Auctions in Exchange Trading Systems: Modeling Techniques and Algorithms
Tradable items are, for instance, company shares, futures contracts, electricity, or natural gas. The most basic combinatorial order is the fill-or-kill order in stock exchanges. This order is either executed entirely or not executed at all. Combinatorial orders are also available in electricity exchanges and in futures exchanges. An exchange usually determines a single price for each class of tradable items. In the absence of combinatorial orders, these prices can be determined separately. However, if there are combinatorial orders that comprise several item classes, then the prices must be determined simultaneously. This is necessary in order to make the prices for combinatorial orders consistent with the ones of the underlying item classes.
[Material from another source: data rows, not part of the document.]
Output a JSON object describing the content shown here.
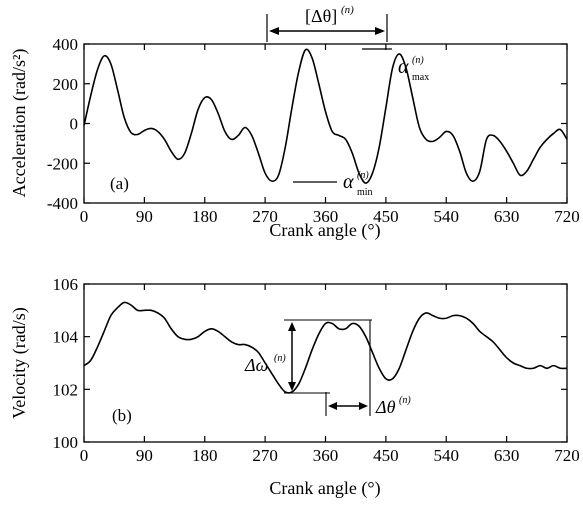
{
  "chart_data": [
    {
      "type": "line",
      "panel_label": "(a)",
      "xlabel": "Crank angle (°)",
      "ylabel": "Acceleration (rad/s²)",
      "xlim": [
        0,
        720
      ],
      "ylim": [
        -400,
        400
      ],
      "xticks": [
        "0",
        "90",
        "180",
        "270",
        "360",
        "450",
        "540",
        "630",
        "720"
      ],
      "yticks": [
        "400",
        "200",
        "0",
        "-200",
        "-400"
      ],
      "grid": false,
      "annotations": {
        "delta_theta": "[Δθ]",
        "delta_theta_sup": "(n)",
        "alpha_max": "α",
        "alpha_max_sup": "(n)",
        "alpha_max_sub": "max",
        "alpha_min": "α",
        "alpha_min_sup": "(n)",
        "alpha_min_sub": "min"
      },
      "series": [
        {
          "x": [
            0,
            10,
            20,
            30,
            40,
            50,
            60,
            70,
            80,
            90,
            100,
            110,
            120,
            130,
            140,
            150,
            160,
            170,
            180,
            190,
            200,
            210,
            220,
            230,
            240,
            250,
            260,
            270,
            280,
            290,
            300,
            310,
            320,
            330,
            340,
            350,
            360,
            370,
            380,
            390,
            400,
            410,
            420,
            430,
            440,
            450,
            460,
            470,
            480,
            490,
            500,
            510,
            520,
            530,
            540,
            550,
            560,
            570,
            580,
            590,
            600,
            610,
            620,
            630,
            640,
            650,
            660,
            670,
            680,
            690,
            700,
            710,
            720
          ],
          "y": [
            -10,
            140,
            270,
            340,
            300,
            170,
            30,
            -45,
            -55,
            -35,
            -25,
            -40,
            -80,
            -140,
            -180,
            -150,
            -50,
            70,
            130,
            120,
            50,
            -40,
            -80,
            -60,
            -20,
            -60,
            -150,
            -250,
            -290,
            -260,
            -120,
            80,
            260,
            370,
            330,
            200,
            60,
            -40,
            -60,
            -80,
            -150,
            -250,
            -300,
            -250,
            -120,
            80,
            280,
            350,
            280,
            130,
            -20,
            -80,
            -90,
            -70,
            -40,
            -60,
            -140,
            -250,
            -290,
            -240,
            -80,
            -60,
            -90,
            -140,
            -200,
            -260,
            -240,
            -180,
            -120,
            -80,
            -50,
            -30,
            -80
          ]
        }
      ]
    },
    {
      "type": "line",
      "panel_label": "(b)",
      "xlabel": "Crank angle (°)",
      "ylabel": "Velocity (rad/s)",
      "xlim": [
        0,
        720
      ],
      "ylim": [
        100,
        106
      ],
      "xticks": [
        "0",
        "90",
        "180",
        "270",
        "360",
        "450",
        "540",
        "630",
        "720"
      ],
      "yticks": [
        "106",
        "104",
        "102",
        "100"
      ],
      "grid": false,
      "annotations": {
        "delta_omega": "Δω",
        "delta_omega_sup": "(n)",
        "delta_theta": "Δθ",
        "delta_theta_sup": "(n)"
      },
      "series": [
        {
          "x": [
            0,
            10,
            20,
            30,
            40,
            50,
            60,
            70,
            80,
            90,
            100,
            110,
            120,
            130,
            140,
            150,
            160,
            170,
            180,
            190,
            200,
            210,
            220,
            230,
            240,
            250,
            260,
            270,
            280,
            290,
            300,
            310,
            320,
            330,
            340,
            350,
            360,
            370,
            380,
            390,
            400,
            410,
            420,
            430,
            440,
            450,
            460,
            470,
            480,
            490,
            500,
            510,
            520,
            530,
            540,
            550,
            560,
            570,
            580,
            590,
            600,
            610,
            620,
            630,
            640,
            650,
            660,
            670,
            680,
            690,
            700,
            710,
            720
          ],
          "y": [
            102.9,
            103.1,
            103.6,
            104.2,
            104.8,
            105.1,
            105.3,
            105.2,
            105.0,
            105.0,
            105.0,
            104.9,
            104.7,
            104.3,
            104.0,
            103.9,
            103.9,
            104.0,
            104.2,
            104.3,
            104.2,
            104.0,
            103.8,
            103.7,
            103.7,
            103.6,
            103.4,
            103.0,
            102.6,
            102.2,
            101.9,
            101.9,
            102.2,
            102.8,
            103.5,
            104.1,
            104.5,
            104.5,
            104.3,
            104.3,
            104.5,
            104.4,
            104.0,
            103.4,
            102.8,
            102.4,
            102.4,
            102.8,
            103.5,
            104.2,
            104.7,
            104.9,
            104.8,
            104.7,
            104.7,
            104.8,
            104.8,
            104.7,
            104.5,
            104.2,
            104.0,
            103.8,
            103.5,
            103.2,
            103.0,
            102.9,
            102.8,
            102.8,
            102.9,
            102.8,
            102.9,
            102.8,
            102.8
          ]
        }
      ]
    }
  ]
}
The first part of this work presents general modeling techniques and algorithms. For instance, we present a framework model for auctions in which the prices for several classes of items are determined simultaneously. Roughly speaking, we perform several auctions in parallel and integrate the combinatorial orders in such a way that they couple the parallel auctions among each other. For a certain class of combinatorial auctions this work provides model formulations that are solvable in polynomial time. For the general case, where the problem is NP-hard, we provide model formulations and algorithms which are fast enough such that they can be used in practice.
In the second part of this work, we present specific auction models for futures opening auctions, European day-ahead electricity auctions, and European natural gas auctions. Thereby we apply our general models and algorithms, go into problem specific details, and perform numerical tests on real-world instances.